Redner erinnern an die bewegte Geschichte des Klosters Sarnen: An die Behörden und die Bevölkerung von Obwalden, welche 1615 die Übersiedlung von Engelberg in den Kantonshauptort ermöglichten. Sie erinnern an den jahrzehntelangen Einsatz der Schwestern in den Schulen Sarnens, für den sie jeweils einen bescheidenen Lohn erhielten. Unter den Anwesenden sind viele ehemalige Schüler, die noch Alt-Äbtissin Schwester Martina Martina Naef als Lehrerin erlebt haben. Die weitum geachtete Frau kann an diesem Tag viele Hände schütteln. Nicht fehlen dürfen auch die Schilderungen jenes 22. Augusts 2005, als die Schwestern um 4.30 Uhr vom Sirenenklang hochschreckten und in der Brünigstrasse die ersten Schlauchboote auftauchten. Es war der Beginn des Jahrhunderthochwassers in Sarnen mit schlimmen Folgen für das Kloster.

Welle der Solidarität

In der Klosterküche werden im Minutentakt Pilzragout-Portionen verteilt. Eilig werden sie den Gästen im grossen Speisesaal serviert. Dort, wo die Schwestern ansonsten schweigend an ihren Tischen speisen und Bibelstellen oder der Benediktregel lauschen, herrscht an diesem Sonntag ein fröhliches Palaver. Die Schwestern sitzen vergnügt mitten unter ihren Gästen. Ein seltener Anblick für ein ansonsten geschlossenes Kloster. Immer wieder bedanken sich die Schwestern bei Gästen für ihre Unterstützung während des Hochwassers. Ohne die Welle von Solidarität und Spenden unter anderem durch Stiftungen könnten sie heute diesen Openair-Gottesdienst nicht feiern, wären sie nicht mehr hier. Diese Gewissheit hat alle Beteiligten näher zusammen rücken lassen. Aus dieser Gewissheit heraus wurde 2014 auch der «Freundeskreis Frauenkloster Sarnen» gegründet, der die Beziehungen nochmals intensiviert hat.

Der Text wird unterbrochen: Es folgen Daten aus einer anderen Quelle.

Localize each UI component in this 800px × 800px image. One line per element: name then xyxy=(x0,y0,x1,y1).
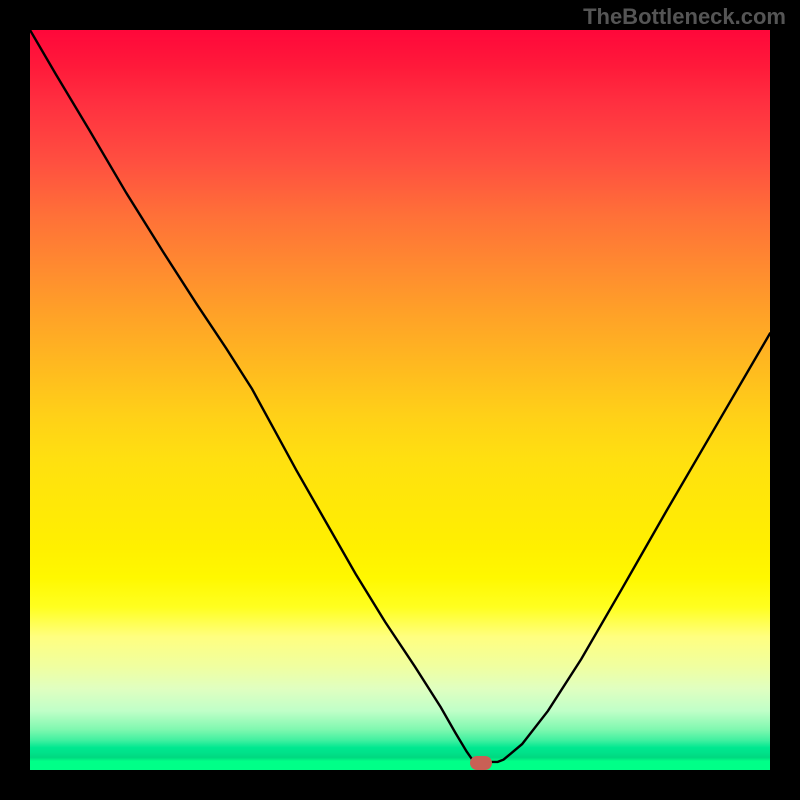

Im Saal sitzen viele Personen, die mit diesem Kloster frühe Kindheitserinnerung verbinden. So wie Romy Addor aus Köniz. Alt-Äbtissin Martina Naef ist ihre Tante mütterlicherseits. Der Blick hinter die Klosterfassaden ist für sie eine völlig neue Erfahrung: «Ich kannte das Kloster bislang meist nur von aussen, und wenn ich meine Tante sprechen konnte, war sie hinter einer Art Gitter zu sehen.» Romy Addor freut sich über den Openair-Gottesdienst, weil er für sie die Offenheit der Schwestern signalisiert. Sie glaubt, dass man den Leuten durch solche Anlässe positive, interessante und vielleicht auch überraschende Seiten des Klosterlebens zeigen kann.

Sarner Jesuskind gerettet

Während draussen Eltern ihren Kindern die Zwerggeissen, Hühner und Katzen zeigen, die seit dem Hochwasser 2005 auf dem weitläufigen Gelände leben, führt im Klosterinnern Rut-Maria Buschor durch die einzelnen Räumlichkeiten. Die junge Ordensfrau, die oft mit fliegendem Habit unterwegs ist, agiert im Kloster als Sekretärin, Ansprechpartnerin für Denkmalschützer und Führerin in Personalunion. Mit ihrer frischen Art gewinnt sie auch an diesem Tag die Aufmerksamkeit ihrer Zuhörer sofort. Sie führt sie auch in den Kulturgüterraum, in dem die wichtigsten Textilien- und Musikaliensammlung der Schweiz zu sehen sind. In lebhaften Worten schildert Sr. Rut, wie sich während des Hochwassers Ölbilder in Einzelteile auflösten, wertvolle Bibeln aufquollen und Textilien verdreckten. Ungläubiges Staunen herrscht noch immer beim Anblick der wieder hergestellten Gegenstände. Wie durch ein Wunder blieb auch das Sarner Jesuskind erhalten, jene 50 Zentimeter hohe gotische Holzfigur aus dem 14. Jahrhundert, die von vielen Gläubigen verehrt wird und das Kloster Sarnen zu einem Wallfahrtsort machen.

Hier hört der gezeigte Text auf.